Gardens of the Heart

Gardens of the HeartPoetry by chance, one line at a time – is the very apt description given to a special project involving words, cloth and thread tucked away in a gallery space in the Adelaide Hills town of Lobethal. Called ‘Gardens of the Heart’ this exhibition curated by India Flint and friends is on display at the old Woollen Mill as part of the Adelaide Fringe 2019. The last days of the exhibition are this Friday 15 March to Sunday 17 March from 11am – 4pm.  Unlike any other exhibition I’ve seen, this is a beautiful collaboration of thoughts and words from kindred spirits around the world and it’s absolutely stunning.

Poets and fabric artists from around the world have contributed to make ‘Gardens of the Heart’ a unique and moving exhibition in one of the mill buildings which is now home to Fabrik arts and heritage. The setting provides a beautiful juxtaposition of hard, solid brick industrial buildings to this soft and gentle installation.

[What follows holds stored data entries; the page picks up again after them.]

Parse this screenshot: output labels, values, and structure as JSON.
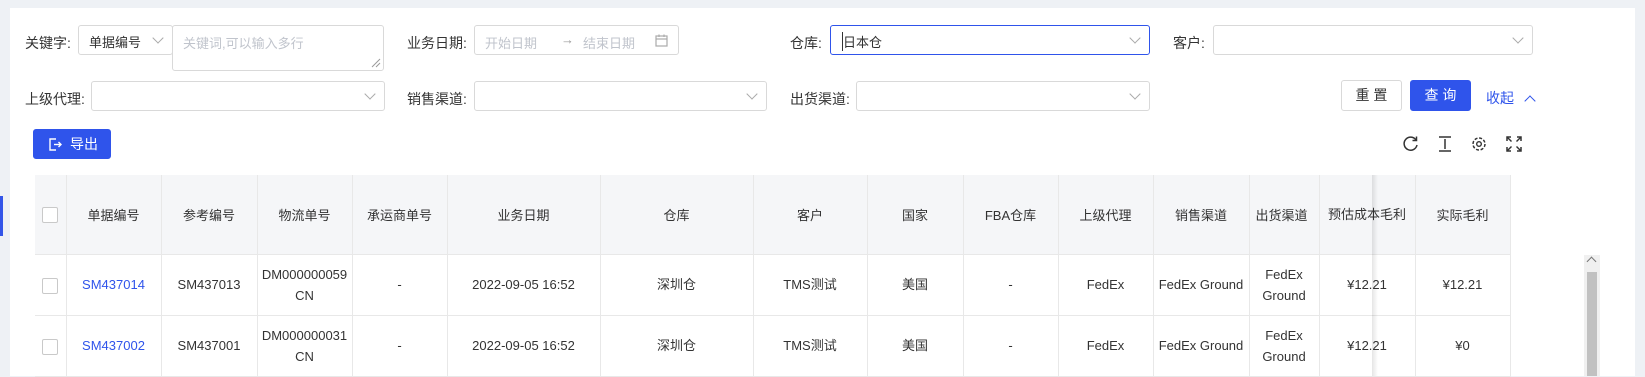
{
  "filters": {
    "keyword_label": "关键字:",
    "keyword_type": "单据编号",
    "keyword_placeholder": "关键词,可以输入多行",
    "date_label": "业务日期:",
    "date_start_placeholder": "开始日期",
    "date_arrow": "→",
    "date_end_placeholder": "结束日期",
    "warehouse_label": "仓库:",
    "warehouse_value": "日本仓",
    "customer_label": "客户:",
    "customer_value": "",
    "agent_label": "上级代理:",
    "agent_value": "",
    "sales_channel_label": "销售渠道:",
    "sales_channel_value": "",
    "ship_channel_label": "出货渠道:",
    "ship_channel_value": ""
  },
  "actions": {
    "reset_label": "重 置",
    "query_label": "查 询",
    "collapse_label": "收起",
    "export_label": "导出"
  },
  "table": {
    "columns": [
      "单据编号",
      "参考编号",
      "物流单号",
      "承运商单号",
      "业务日期",
      "仓库",
      "客户",
      "国家",
      "FBA仓库",
      "上级代理",
      "销售渠道",
      "出货渠道",
      "预估成本毛利",
      "实际毛利"
    ],
    "rows": [
      {
        "doc_no": "SM437014",
        "ref_no": "SM437013",
        "logistics_no": "DM000000059CN",
        "carrier_no": "-",
        "date": "2022-09-05 16:52",
        "warehouse": "深圳仓",
        "customer": "TMS测试",
        "country": "美国",
        "fba": "-",
        "agent": "FedEx",
        "sales_channel": "FedEx Ground",
        "ship_channel": "FedEx Ground",
        "est_profit": "¥12.21",
        "actual_profit": "¥12.21"
      },
      {
        "doc_no": "SM437002",
        "ref_no": "SM437001",
        "logistics_no": "DM000000031CN",
        "carrier_no": "-",
        "date": "2022-09-05 16:52",
        "warehouse": "深圳仓",
        "customer": "TMS测试",
        "country": "美国",
        "fba": "-",
        "agent": "FedEx",
        "sales_channel": "FedEx Ground",
        "ship_channel": "FedEx Ground",
        "est_profit": "¥12.21",
        "actual_profit": "¥0"
      }
    ]
  }
}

The gallery room used for the installation has been made to feel as if you could be walking into a magical summer garden, strung with fairy lights with greenery suspended from the ceiling, in between string lines holding squares of pegged fabric. Each square has been carefully put together to create poems out of three strips of differing fabrics.

The exhibition is so richly layered and is a real credit to the curator India Flint. Each one of the 100s of participants was invited to compose and stitch either a first, middle or closing line of text to then be pieced together to create a poem. Nobody knew what anybody else had composed and each line of words had to be sewn onto a piece of fabric chosen by the participant because of its meaning to them.

The words like the fabric have been magically woven together to create poems. Written on the walls around the exhibition space are words from some of the participants on why they chose the particular piece of fabric they did.

‘From my mother’s bed linen…she passed away last year’.

‘The silk was dyed with iron my son collected for his blacksmithing, rose petals from the flowers my husband grows and eucalyptus leaves from my neighbourhood’.

‘I like to think it retains the memory of a young bride in the summer of 1958 – her hopes, dreams & happiness…that bride was my mother and I lost her to cancer in 2002. It was with some trepidation that I took a pair of scissors to that beautifully made and stored silk wedding dress’.

‘A shirt of my daughter’s, she passed away four years ago, she loved poetry’.

These words alone were so touching even before you start reading the poems. There is something very special about this installation that has drawn beautiful words and emotions from all around the world to be stitched into this gorgeous display. I couldn’t help thinking of a line from a song as I was wandering around the exhibition…’From little things, big things grow’.

If you can I would urge everyone to make the trip up to Lobethal while there is still a chance to see and experience this installation before it is over. It would be lovely to think that this could become a book of art and poetry one day so that it can be enjoyed by so many more for so much longer.

Congratulations to India Flint and the Hills Art group h.ART for sharing this wonderful idea. I’ll leave you with just one of the lines of poetry I took away with me…’Imagine a field of wild hearts’.

Glenys

5 thoughts on “Gardens of the Heart

  1. What a heartwarming and inspired project. Truly beautiful. Only wish I was up there so I could see it myself. But your post brought it alive. Thanks for sharing Glenys. 💙

    Liked by 1 person

    1. You’re welcome 😊 I think it would make a great book, especially with the stories behind the pieces of fabric and how far they’ve travelled. It’s all such a brilliant story just to make it to the exhibition stage.

      Liked by 1 person

    1. I asked that exact same thing! They are hopeful that the local council may buy the collection to have as a permanent display somewhere or maybe it could travel somewhere else? There is possibly a chance it could be photographed and turned into a book, that would be good.